- Pitcher
- Born: August 15, 1967 (age 58) Fort Walton Beach, Florida, U.S.
- Batted: RightThrew: Right

MLB debut
- April 29, 1995, for the California Angels

Last MLB appearance
- May 5, 2002, for the Colorado Rockies

MLB statistics
- Win–loss record: 16–14
- Earned run average: 3.67
- Strikeouts: 247
- Stats at Baseball Reference

Teams
- California / Anaheim Angels (1995–1998); St. Louis Cardinals (2000–2001); Colorado Rockies (2002);

= Mike James (baseball) =

American baseball player (born 1967)

Michael Elmo James (born August 15, 1967) is an American former professional baseball pitcher. He played in Major League Baseball (MLB) for the California / Anaheim Angels, St. Louis Cardinals and Colorado Rockies.

==Amateur career==
Mike James played junior college baseball at Lurleen B. Wallace Community College. On June 2, 1987, he was drafted by the Los Angeles Dodgers in the 43rd round of the 1987 MLB draft. James signed with the Dodgers on May 21, 1988.

==Professional career==
===California Angels===
On October 26, 1993, Mike James was traded by the Los Angeles Dodgers to the California Angels for outfielder Reggie Williams. James pitched in the Angels organization from 1994 to 1999 where he achieved his most success as a relief pitcher. He appeared in a total of 184 games with the Angels and compiled a 13–10 record with 9 saves and 3.42 ERA.

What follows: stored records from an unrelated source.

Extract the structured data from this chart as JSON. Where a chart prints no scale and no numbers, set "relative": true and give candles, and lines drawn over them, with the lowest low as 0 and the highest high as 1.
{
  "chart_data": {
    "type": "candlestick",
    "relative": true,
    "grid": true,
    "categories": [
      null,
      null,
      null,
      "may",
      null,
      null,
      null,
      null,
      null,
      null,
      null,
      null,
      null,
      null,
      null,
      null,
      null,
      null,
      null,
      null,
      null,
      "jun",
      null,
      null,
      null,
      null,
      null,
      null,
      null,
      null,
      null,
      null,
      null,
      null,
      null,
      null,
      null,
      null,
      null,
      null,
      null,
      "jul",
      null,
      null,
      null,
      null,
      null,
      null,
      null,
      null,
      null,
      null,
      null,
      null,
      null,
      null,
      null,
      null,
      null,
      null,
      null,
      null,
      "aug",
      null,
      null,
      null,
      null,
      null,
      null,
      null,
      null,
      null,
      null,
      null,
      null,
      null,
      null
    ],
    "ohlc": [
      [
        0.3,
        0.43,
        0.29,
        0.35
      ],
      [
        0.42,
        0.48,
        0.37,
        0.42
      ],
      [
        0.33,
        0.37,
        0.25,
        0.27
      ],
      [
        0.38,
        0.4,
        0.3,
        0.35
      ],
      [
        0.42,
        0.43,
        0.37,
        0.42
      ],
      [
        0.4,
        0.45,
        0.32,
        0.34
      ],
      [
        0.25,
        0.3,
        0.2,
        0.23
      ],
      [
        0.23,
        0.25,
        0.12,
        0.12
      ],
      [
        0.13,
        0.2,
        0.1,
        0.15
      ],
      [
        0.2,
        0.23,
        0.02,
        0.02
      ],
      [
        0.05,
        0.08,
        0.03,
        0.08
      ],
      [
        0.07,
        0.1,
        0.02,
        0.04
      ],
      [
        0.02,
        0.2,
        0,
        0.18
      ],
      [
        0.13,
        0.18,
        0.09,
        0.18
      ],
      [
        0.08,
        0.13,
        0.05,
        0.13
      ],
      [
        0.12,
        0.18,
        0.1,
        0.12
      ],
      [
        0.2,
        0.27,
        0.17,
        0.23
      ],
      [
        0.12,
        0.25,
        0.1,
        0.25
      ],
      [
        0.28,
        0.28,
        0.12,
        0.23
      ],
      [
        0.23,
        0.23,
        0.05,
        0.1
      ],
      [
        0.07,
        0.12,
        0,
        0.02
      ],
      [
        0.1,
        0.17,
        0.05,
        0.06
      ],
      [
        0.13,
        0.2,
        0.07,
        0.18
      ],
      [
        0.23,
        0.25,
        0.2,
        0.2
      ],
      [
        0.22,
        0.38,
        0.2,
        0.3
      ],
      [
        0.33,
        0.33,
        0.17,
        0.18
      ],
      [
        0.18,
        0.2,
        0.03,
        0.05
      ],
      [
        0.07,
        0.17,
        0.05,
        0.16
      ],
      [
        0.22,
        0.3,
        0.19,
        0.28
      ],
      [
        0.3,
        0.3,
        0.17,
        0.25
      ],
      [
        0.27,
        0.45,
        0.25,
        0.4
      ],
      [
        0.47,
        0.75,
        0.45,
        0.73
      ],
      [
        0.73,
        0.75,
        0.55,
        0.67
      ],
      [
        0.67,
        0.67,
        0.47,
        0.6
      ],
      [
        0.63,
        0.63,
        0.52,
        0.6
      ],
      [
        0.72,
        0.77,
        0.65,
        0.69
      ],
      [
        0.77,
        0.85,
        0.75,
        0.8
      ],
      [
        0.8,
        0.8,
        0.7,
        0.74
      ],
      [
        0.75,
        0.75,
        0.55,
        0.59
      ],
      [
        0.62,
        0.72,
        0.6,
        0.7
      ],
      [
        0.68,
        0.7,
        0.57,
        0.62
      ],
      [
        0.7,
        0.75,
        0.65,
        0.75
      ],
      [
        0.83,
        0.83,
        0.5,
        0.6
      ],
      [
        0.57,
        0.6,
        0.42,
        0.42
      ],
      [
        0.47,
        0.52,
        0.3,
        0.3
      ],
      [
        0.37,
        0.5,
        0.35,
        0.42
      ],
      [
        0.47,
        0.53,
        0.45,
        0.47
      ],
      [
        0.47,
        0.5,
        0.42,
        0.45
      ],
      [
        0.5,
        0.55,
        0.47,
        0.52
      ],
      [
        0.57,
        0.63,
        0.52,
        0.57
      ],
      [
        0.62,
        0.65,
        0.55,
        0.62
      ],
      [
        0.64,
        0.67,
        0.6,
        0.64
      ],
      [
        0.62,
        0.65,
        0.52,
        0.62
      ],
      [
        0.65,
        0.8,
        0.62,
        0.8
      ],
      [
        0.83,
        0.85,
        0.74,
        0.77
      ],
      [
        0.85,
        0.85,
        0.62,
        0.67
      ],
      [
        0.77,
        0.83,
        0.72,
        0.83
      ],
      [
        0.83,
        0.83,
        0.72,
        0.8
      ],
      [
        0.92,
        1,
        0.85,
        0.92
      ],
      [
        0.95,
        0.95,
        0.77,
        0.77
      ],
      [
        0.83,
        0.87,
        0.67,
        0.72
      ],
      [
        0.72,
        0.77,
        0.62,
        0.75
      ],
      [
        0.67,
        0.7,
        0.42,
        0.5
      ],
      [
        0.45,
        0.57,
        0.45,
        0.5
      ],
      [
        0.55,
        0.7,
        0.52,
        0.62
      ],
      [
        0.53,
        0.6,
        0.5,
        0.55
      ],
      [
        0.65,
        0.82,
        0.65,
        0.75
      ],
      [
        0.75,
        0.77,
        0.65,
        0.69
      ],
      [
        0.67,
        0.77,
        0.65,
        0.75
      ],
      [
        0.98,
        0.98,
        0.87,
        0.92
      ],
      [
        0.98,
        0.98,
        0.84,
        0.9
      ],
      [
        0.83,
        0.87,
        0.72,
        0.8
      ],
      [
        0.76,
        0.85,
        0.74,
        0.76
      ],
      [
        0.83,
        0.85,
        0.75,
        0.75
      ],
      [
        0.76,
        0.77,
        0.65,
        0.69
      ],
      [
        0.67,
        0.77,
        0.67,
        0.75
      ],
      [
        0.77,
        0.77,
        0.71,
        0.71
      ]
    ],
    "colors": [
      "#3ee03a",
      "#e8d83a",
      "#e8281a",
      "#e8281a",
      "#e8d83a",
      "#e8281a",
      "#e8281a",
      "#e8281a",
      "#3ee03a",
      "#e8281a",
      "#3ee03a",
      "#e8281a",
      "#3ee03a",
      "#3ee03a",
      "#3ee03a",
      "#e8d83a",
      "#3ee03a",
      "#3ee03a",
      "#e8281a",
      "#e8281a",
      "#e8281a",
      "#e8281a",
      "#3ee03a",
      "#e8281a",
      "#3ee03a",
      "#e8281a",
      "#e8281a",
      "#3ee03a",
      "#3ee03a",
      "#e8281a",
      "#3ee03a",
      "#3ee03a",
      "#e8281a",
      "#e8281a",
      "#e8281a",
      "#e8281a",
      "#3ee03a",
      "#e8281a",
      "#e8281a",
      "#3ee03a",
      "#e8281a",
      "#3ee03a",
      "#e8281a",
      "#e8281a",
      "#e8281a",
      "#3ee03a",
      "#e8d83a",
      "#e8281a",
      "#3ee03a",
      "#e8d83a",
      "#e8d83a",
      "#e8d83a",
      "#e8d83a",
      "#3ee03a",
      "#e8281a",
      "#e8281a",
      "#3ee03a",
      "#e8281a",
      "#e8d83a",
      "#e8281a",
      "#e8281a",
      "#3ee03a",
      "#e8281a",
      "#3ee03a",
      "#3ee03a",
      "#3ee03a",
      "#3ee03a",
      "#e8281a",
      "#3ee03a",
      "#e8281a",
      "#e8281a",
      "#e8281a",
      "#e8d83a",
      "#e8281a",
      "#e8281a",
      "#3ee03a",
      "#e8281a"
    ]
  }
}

James was released by the Angels on September 7, 1999, and did not pitch that year as he had elbow and shoulder surgery.

===St. Louis Cardinals===
On October 15, 1999, James signed with the St. Louis Cardinals. In 2000, he pitched in 51 games and had a 2–2 record with 2 saves, 3.16 ERA, in 51.1 innings pitched. He became a free agent on November 5, 2001.

===Colorado Rockies===
On January 29, 2002, James signed with the Colorado Rockies.